Slive-Harwood left IMG in 2011 to become vice president of The Colonnade Group, an event-services and premium-seat company that had ongoing relationships with college sports clients, including Mike Slive’s conference. “We put up a Chinese wall around things we couldn’t discuss,” Slive-Harwood said.

Mike Slive retired from the SEC in 2015. Two years later, he co-founded a prostate cancer charity that would later be called the Mike Slive Foundation. His daughter was heavily involved in the foundation’s creation, and Slive-Harwood said it was originally going to be called the Alabama Prostate Cancer Research Foundation.

“It took quite a while to convince my dad to put his name on it,” Slive Harwood said, “we did some focus groups…We eventually went back to using my dad’s name, but he was very hesitant. But after a while he realised the benefits of his name and the connections he had made in the sporting world and all the people who knew and loved him.”

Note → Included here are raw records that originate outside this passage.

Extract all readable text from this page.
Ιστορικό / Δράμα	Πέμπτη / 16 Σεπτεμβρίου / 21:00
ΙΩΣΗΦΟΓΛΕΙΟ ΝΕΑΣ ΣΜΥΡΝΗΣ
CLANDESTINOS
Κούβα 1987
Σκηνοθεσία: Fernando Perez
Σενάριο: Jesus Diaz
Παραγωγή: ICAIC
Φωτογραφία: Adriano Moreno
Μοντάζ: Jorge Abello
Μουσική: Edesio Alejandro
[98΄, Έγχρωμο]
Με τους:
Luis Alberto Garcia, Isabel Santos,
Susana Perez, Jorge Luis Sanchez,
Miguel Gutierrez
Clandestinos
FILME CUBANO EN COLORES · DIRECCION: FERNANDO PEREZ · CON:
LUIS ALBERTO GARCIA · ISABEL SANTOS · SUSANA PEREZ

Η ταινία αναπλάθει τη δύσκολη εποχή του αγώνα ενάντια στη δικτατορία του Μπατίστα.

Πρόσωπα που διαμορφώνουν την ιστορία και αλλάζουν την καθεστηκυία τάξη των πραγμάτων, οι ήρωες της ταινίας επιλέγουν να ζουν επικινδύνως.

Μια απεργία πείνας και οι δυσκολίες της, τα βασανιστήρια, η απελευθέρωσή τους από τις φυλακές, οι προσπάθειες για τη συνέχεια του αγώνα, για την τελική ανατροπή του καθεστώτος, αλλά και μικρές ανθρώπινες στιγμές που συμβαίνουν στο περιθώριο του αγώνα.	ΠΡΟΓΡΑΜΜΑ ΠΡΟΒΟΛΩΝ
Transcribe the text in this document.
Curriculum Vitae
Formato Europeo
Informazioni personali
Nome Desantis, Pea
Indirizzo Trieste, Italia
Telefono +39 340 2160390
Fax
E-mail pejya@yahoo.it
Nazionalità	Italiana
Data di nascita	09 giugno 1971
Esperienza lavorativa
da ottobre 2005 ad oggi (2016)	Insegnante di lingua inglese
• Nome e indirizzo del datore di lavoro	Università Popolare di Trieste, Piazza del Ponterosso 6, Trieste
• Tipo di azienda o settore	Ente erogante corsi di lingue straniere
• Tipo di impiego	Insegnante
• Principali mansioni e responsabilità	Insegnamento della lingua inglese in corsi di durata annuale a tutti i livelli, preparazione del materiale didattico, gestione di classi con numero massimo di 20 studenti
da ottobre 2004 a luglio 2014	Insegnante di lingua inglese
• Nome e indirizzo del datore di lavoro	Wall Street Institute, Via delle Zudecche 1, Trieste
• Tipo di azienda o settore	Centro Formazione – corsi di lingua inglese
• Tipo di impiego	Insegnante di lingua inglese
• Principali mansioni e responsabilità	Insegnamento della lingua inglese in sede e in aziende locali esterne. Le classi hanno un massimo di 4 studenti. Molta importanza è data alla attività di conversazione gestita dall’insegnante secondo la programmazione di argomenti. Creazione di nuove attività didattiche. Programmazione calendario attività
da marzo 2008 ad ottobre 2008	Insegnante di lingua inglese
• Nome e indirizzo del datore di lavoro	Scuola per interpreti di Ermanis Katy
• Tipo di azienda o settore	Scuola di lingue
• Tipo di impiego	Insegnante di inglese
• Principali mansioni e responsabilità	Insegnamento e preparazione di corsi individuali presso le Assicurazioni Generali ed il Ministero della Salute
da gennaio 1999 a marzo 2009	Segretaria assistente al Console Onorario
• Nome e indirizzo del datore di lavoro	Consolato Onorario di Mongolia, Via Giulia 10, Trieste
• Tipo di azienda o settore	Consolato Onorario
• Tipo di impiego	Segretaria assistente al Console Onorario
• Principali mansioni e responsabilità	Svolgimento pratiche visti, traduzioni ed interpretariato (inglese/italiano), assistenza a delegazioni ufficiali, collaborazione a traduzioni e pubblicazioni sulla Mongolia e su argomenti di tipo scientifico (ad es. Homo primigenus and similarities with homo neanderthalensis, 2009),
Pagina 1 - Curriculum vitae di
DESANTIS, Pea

Slive died in 2018 from a recurrence of prostate cancer. The following year, Colonnade Group was acquired by private equity firm Thiel Capital, with Slive Harwood serving as the foundation’s first executive director. The current advisory board includes Bob Bowlsby, former Big Ten commissioner Kevin Warren (who succeeded Newman Delaney’s father), and Thiel Capital founder and chairman Ben Sutton.

Slive Harwood said her father had encouraged her to write a book about his life in the years before he died, and she now plans to do so.

“It’s just a matter of when and how,” she said. “This is a very unique story that happened at a time when the world needed these stories.”